Zur Organspende-Bereitschaft in Deutschland und die gesetzlichen Regelung sagt Widmann: „Als Betroffener würde ich so eine Widerspruchsregelung, wie sie sie zum Beispiel in Österreich, Spanien oder den Niederlanden haben, natürlich befürworten.“ Diese sieht vor, dass einem Verstorbenen Organe entnommen werden können, wenn die Person zu Lebzeiten nicht widersprochen hat.

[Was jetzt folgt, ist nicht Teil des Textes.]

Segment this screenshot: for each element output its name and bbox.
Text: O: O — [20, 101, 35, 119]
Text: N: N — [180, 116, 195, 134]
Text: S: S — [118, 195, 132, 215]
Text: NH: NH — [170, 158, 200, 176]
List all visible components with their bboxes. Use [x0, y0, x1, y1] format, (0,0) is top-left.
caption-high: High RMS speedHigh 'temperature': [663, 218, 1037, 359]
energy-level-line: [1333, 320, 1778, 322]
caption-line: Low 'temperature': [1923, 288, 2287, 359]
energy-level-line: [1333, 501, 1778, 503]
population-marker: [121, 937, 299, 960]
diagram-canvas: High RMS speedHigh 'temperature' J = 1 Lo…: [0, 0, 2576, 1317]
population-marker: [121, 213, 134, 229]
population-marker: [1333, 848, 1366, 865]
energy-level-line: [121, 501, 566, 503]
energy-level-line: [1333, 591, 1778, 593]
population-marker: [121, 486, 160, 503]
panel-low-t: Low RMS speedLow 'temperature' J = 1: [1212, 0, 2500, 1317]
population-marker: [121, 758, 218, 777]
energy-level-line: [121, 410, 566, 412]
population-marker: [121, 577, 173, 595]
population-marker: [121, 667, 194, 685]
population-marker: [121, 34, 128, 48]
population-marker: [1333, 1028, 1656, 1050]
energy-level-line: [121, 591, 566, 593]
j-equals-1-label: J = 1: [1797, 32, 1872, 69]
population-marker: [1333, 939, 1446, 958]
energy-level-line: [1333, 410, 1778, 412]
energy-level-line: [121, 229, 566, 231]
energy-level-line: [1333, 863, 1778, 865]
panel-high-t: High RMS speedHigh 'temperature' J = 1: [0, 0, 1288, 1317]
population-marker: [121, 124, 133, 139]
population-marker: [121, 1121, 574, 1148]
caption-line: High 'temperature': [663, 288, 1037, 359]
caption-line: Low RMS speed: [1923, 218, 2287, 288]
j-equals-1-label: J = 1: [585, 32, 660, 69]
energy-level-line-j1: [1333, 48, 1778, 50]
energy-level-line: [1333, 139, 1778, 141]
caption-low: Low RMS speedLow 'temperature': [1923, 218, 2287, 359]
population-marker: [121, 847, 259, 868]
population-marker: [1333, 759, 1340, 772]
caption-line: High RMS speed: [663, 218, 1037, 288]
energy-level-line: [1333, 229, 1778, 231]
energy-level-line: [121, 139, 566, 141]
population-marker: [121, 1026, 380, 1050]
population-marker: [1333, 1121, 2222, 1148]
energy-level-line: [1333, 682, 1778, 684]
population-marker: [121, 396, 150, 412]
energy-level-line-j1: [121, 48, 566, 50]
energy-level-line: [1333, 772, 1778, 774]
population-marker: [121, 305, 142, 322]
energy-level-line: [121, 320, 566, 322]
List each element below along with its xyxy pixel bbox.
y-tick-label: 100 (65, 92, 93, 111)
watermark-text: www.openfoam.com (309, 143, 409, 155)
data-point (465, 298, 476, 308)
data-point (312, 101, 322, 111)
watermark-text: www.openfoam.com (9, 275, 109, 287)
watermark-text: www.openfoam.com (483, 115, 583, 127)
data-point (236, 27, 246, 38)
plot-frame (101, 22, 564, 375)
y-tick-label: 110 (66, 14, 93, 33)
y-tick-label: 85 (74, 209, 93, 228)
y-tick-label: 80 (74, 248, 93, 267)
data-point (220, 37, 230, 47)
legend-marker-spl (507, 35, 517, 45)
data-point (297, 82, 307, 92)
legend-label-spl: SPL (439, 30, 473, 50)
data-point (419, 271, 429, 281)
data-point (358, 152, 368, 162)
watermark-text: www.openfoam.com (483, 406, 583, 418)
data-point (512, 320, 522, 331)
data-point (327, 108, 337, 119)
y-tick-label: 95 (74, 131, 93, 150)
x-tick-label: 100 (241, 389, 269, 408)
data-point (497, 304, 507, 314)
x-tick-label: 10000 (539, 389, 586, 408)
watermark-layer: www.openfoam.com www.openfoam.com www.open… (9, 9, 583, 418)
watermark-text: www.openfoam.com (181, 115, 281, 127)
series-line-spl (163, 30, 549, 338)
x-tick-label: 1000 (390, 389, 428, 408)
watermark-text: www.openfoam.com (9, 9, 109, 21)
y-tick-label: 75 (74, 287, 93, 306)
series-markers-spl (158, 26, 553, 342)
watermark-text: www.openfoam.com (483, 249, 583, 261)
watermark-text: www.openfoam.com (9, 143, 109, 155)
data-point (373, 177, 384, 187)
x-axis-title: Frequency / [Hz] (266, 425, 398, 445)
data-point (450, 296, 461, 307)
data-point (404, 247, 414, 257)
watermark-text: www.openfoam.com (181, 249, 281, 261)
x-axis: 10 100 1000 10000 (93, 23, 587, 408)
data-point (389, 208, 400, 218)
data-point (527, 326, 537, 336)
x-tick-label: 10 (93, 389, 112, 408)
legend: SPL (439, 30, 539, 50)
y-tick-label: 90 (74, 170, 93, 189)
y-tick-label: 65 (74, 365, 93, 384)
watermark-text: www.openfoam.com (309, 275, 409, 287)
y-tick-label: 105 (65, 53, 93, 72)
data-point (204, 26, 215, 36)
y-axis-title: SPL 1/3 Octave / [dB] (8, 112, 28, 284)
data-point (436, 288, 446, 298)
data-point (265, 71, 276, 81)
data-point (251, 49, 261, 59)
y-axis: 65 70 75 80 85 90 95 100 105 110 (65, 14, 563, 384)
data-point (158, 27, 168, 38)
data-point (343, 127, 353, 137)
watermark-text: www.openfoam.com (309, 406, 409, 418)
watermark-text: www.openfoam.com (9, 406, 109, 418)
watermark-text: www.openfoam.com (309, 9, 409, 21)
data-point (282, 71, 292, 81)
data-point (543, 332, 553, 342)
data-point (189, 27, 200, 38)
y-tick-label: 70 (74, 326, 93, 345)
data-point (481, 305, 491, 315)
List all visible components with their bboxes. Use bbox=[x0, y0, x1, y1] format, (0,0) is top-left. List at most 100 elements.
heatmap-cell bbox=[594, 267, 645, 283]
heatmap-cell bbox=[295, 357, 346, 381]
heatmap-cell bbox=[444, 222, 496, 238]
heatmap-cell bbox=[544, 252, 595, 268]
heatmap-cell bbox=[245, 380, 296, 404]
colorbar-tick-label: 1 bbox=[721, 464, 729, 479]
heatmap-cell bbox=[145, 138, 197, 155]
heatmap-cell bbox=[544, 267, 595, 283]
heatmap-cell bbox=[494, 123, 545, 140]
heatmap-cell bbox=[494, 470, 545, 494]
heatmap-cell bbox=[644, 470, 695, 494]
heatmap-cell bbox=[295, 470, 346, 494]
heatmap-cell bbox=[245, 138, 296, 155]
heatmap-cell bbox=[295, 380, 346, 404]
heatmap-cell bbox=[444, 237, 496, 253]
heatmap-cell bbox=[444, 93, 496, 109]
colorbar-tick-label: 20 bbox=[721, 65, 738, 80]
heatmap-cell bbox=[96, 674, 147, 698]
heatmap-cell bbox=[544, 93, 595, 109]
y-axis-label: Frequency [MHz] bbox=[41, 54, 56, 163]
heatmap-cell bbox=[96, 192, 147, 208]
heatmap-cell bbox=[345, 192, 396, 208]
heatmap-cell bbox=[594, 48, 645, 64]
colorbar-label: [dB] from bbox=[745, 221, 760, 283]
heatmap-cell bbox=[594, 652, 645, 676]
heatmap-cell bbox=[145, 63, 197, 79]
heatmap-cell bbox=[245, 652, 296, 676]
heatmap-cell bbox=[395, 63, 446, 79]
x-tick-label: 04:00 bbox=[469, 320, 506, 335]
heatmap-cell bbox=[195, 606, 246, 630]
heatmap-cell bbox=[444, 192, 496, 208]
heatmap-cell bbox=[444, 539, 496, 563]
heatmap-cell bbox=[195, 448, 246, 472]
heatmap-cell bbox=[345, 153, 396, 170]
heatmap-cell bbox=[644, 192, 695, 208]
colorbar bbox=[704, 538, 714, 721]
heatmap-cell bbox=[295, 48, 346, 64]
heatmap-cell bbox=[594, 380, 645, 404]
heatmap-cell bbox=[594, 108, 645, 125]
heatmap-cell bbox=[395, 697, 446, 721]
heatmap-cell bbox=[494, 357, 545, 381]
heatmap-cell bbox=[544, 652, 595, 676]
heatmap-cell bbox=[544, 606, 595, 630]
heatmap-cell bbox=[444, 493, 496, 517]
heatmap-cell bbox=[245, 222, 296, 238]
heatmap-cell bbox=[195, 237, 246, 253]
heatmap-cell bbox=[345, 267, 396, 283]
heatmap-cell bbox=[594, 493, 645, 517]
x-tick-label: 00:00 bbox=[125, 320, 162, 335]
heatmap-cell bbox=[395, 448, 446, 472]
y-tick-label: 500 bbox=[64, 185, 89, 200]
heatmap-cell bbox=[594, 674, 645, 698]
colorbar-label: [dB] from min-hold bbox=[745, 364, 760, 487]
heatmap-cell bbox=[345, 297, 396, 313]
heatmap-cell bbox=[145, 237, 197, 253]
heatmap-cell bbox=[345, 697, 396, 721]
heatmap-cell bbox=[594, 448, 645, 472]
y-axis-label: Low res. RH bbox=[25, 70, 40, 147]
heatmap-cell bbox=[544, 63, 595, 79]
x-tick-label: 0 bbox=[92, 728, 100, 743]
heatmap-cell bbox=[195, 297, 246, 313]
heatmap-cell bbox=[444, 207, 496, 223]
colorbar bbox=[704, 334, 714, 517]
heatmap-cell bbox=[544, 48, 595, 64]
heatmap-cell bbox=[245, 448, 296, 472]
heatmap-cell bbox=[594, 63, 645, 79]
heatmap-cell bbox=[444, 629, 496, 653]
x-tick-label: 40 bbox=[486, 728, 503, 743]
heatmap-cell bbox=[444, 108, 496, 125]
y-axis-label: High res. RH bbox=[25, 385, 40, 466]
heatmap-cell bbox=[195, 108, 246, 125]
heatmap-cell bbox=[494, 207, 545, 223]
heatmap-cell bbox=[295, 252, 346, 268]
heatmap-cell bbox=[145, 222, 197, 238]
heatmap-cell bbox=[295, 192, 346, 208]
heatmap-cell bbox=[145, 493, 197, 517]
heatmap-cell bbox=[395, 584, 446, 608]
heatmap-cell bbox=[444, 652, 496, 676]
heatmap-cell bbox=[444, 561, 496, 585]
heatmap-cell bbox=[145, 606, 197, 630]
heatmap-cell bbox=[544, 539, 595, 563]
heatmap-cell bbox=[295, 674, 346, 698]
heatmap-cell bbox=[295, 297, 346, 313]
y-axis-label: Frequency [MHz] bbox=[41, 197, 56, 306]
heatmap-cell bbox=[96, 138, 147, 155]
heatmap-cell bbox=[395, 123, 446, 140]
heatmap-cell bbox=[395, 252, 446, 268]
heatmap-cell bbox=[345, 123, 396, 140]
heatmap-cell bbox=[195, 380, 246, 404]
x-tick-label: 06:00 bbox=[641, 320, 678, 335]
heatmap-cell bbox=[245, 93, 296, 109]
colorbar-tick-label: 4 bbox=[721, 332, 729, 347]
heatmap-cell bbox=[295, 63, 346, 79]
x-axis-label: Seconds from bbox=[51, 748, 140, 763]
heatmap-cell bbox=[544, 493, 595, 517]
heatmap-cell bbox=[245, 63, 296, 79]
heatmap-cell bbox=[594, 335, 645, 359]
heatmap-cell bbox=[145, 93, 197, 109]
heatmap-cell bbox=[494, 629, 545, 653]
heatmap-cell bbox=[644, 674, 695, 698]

Widmann denkt, dass ein offener Umgang mit dem Thema Organspende sehr wichtig ist. Viele Menschen, die ihn kennen, sowohl in der Familie als auch im Bekanntenkreis, hätten durch die Beschäftigung mit der Thematik eine andere Sicht auf die Organspende entwickelt. Und einige davon hätten sich dann auch aktiv dafür entschieden, Organspender zu sein. Deshalb ist es Matthias Widmann wichtig, mit seiner Krankheit und seiner Transplantation offen umzugehen.